Indian Vegetable Stew with Yellow Dal
Summer vegetables are cooked in a spicy golden sauce, or dal, made from dried yellow peas. The flavors of the spices lean toward the hot and pungent rather than the sweet. Serve the dal with simply prepared rice.
The inspiration for this dish came from Julie Sahni's recipe for Gujrati Dal in her book Classic Indian Cooking. Her version, which is very delicious, uses fewer vegetables but has a more complex dal, one made with a variety of legumes.
Total Timeunder 4 hours
Make Ahead RecipeYes
One Pot MealYes
Recipe Coursemain course
Dietary Considerationmain course
Five Ingredients or LessYes
Taste and Texturehot & spicy, spiced
Type of Dishvegetable
- ¾ cup yellow split peas
- 1 tablespoon fresh ginger, peeled and minced
- 3 cloves garlic, finely chopped
- ½ teaspoon turmeric
- 2 serrano chilies or 2 jalapeño peppers, seeded and finely chopped
- 3 medium tomatoes
- 2 Japanese eggplants or ½ globe eggplant
- 2 medium zucchini
- 2 medium carrots
- 4 tablespoons clarified butter
- 1 teaspoon brown mustard seeds
- 1 teaspoon cumin seeds
- 1 small yellow onion, thinly sliced
- ½ small cauliflower, broken into florets
- 1 teaspoon salt
- Fresh cilantro leaves, roughly chopped, for garnish
Sort through the peas, remove any chaff or small stones, and rinse them well; then cover them with water and leave them to soak at least 2 hours ahead of time so that the peas will not continue to absorb liquid and thicken the sauce once it is made.
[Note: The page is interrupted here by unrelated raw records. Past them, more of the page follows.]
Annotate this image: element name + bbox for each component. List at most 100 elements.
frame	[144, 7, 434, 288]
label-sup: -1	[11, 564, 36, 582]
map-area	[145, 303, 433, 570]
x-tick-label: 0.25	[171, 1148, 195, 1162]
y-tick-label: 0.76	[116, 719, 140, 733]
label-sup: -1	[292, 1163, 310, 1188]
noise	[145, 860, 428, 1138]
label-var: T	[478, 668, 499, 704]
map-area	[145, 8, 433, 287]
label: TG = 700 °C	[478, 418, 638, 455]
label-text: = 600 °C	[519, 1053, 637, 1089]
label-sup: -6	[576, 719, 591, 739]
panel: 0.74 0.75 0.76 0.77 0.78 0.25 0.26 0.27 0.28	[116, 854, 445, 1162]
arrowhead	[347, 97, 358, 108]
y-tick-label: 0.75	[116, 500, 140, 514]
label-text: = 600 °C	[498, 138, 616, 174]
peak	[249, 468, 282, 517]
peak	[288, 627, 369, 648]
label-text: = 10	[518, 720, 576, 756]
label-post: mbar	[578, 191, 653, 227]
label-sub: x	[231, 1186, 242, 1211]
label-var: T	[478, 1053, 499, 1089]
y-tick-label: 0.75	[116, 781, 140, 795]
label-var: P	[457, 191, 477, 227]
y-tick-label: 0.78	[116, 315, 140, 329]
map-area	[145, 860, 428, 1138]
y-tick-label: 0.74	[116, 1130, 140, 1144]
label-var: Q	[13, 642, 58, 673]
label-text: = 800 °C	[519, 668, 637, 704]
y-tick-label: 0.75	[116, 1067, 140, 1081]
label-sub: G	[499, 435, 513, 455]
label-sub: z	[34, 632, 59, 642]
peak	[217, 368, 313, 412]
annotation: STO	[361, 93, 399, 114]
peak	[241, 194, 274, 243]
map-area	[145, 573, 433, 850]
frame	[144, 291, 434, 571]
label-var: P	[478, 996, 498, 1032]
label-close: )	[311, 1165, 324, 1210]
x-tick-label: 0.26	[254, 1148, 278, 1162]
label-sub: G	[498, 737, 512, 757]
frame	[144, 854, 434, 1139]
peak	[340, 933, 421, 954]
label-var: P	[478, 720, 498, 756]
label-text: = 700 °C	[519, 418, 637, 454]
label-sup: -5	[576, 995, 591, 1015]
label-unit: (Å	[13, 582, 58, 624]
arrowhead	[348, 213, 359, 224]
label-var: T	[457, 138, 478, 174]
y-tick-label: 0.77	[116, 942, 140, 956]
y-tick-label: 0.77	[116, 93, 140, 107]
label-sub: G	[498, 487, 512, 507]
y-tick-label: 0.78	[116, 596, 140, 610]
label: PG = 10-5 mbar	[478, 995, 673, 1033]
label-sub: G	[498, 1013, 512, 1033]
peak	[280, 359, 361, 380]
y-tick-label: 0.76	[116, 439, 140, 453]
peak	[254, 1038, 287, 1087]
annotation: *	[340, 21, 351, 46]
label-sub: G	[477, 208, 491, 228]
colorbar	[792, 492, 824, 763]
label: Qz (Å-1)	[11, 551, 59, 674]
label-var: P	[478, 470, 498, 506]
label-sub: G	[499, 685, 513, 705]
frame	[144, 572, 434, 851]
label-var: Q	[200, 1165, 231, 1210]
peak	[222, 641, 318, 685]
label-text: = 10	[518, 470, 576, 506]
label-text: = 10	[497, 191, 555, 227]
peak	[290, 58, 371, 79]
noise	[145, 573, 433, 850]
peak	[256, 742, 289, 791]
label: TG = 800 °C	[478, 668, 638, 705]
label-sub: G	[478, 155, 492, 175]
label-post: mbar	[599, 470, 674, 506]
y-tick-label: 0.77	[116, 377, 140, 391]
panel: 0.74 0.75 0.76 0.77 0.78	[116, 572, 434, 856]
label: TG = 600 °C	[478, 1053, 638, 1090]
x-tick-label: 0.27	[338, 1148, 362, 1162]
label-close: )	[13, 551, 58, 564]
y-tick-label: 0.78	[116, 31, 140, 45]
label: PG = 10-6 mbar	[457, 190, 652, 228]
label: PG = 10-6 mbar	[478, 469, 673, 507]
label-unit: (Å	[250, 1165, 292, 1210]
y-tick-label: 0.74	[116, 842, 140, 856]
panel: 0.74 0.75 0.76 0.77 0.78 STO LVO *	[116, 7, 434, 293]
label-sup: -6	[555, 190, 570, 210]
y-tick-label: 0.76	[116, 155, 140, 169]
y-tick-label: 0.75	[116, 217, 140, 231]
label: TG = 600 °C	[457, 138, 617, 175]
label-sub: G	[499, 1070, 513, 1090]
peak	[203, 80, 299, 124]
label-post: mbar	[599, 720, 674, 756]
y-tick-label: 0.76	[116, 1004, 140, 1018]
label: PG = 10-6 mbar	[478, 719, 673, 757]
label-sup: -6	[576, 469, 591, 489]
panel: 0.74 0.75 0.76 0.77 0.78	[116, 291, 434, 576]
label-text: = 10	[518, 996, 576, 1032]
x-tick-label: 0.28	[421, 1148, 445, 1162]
Pour off the soaking water, and add 3 cups fresh water and the remaining ingredients. Bring to a boil; then simmer until the peas are completely soft and have fallen apart, about 45 minutes. Cool slightly; then blend to make a smooth puree. Measure the amount of puree, and add water to bring it up to 3½ cups.
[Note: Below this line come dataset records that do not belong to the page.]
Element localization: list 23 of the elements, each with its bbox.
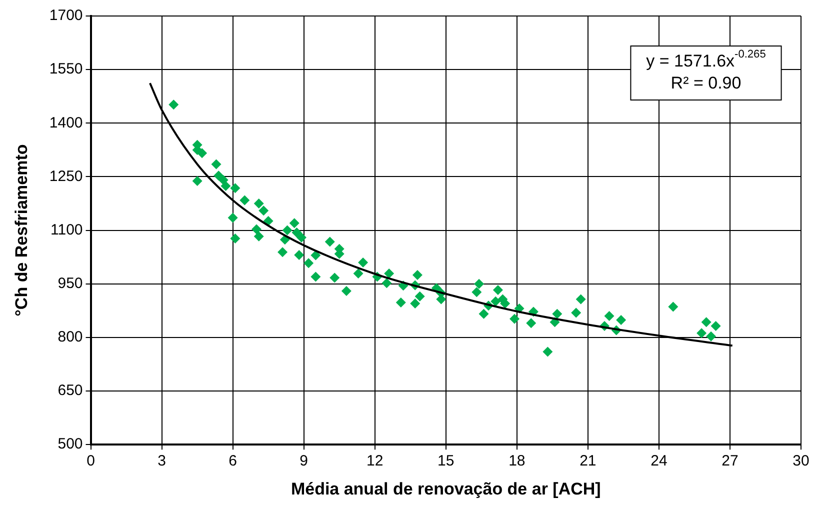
y-tick-label: 1400 (49, 114, 83, 132)
x-tick-label: 12 (366, 452, 384, 470)
x-tick-label: 30 (792, 452, 810, 470)
y-tick-label: 1550 (49, 60, 83, 78)
y-tick-label: 800 (58, 328, 83, 346)
y-tick-label: 650 (58, 382, 83, 400)
y-tick-label: 950 (58, 275, 83, 292)
y-axis-title: °Ch de Resfriamemto (12, 144, 31, 316)
x-tick-label: 18 (508, 452, 526, 470)
x-tick-label: 3 (158, 452, 166, 470)
y-tick-label: 1100 (50, 221, 83, 238)
x-tick-label: 9 (300, 452, 308, 470)
x-tick-label: 0 (86, 452, 95, 470)
annotation: R² = 0.90 (670, 74, 742, 93)
x-tick-label: 15 (438, 452, 454, 470)
y-tick-label: 1700 (49, 7, 83, 24)
x-tick-label: 21 (580, 452, 596, 470)
x-tick-label: 27 (722, 452, 738, 470)
y-tick-label: 1250 (49, 168, 83, 185)
y-tick-label: 500 (58, 436, 83, 453)
x-tick-label: 6 (228, 452, 237, 470)
x-tick-label: 24 (650, 452, 668, 470)
x-axis-title: Média anual de renovação de ar [ACH] (290, 479, 601, 498)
While the peas are cooking, prepare the vegetables. Plunge the tomatoes into boiling water for a count of 10 seconds; then place them in a bowl of cold water. Remove the peels; then halve them and gently squeeze out the seeds. Cut them into large pieces. Cut the eggplant into 1-inch cubes, and cut the zucchini and the carrots into batons or sticks about 1½ inches long. Whatever shapes you make, keep them large enough so that after cooking they will have a clear, distinct appearance on the plate.
When you are ready to cook the stew, have the dried spices ready on the stove, and a lid handy, in case the mustard seeds splatter and pop. Heat the clarified butter in a large wide skillet, and when it is hot, add the mustard seeds. Cook a brief 5 seconds or so, until the mustard seeds turn grayish and begin to explode; then add the cumin seeds, and after another 5 seconds the onion. Saute for one minute over high heat; then add the tomatoes and the eggplant. Cook 2 or 3 minutes before adding the cauliflower and the carrots. Stir everything together; then add the pureed yellow peas. Add the salt, stir, and cook over medium-low heat until the vegetables are tender, about 25 minutes. Add the zucchini during the last 10 minutes, so that it will stay bright and somewhat firm.
Taste again for salt, and add more if necessary. Serve the vegetables and dal garnished with the fresh cilantro.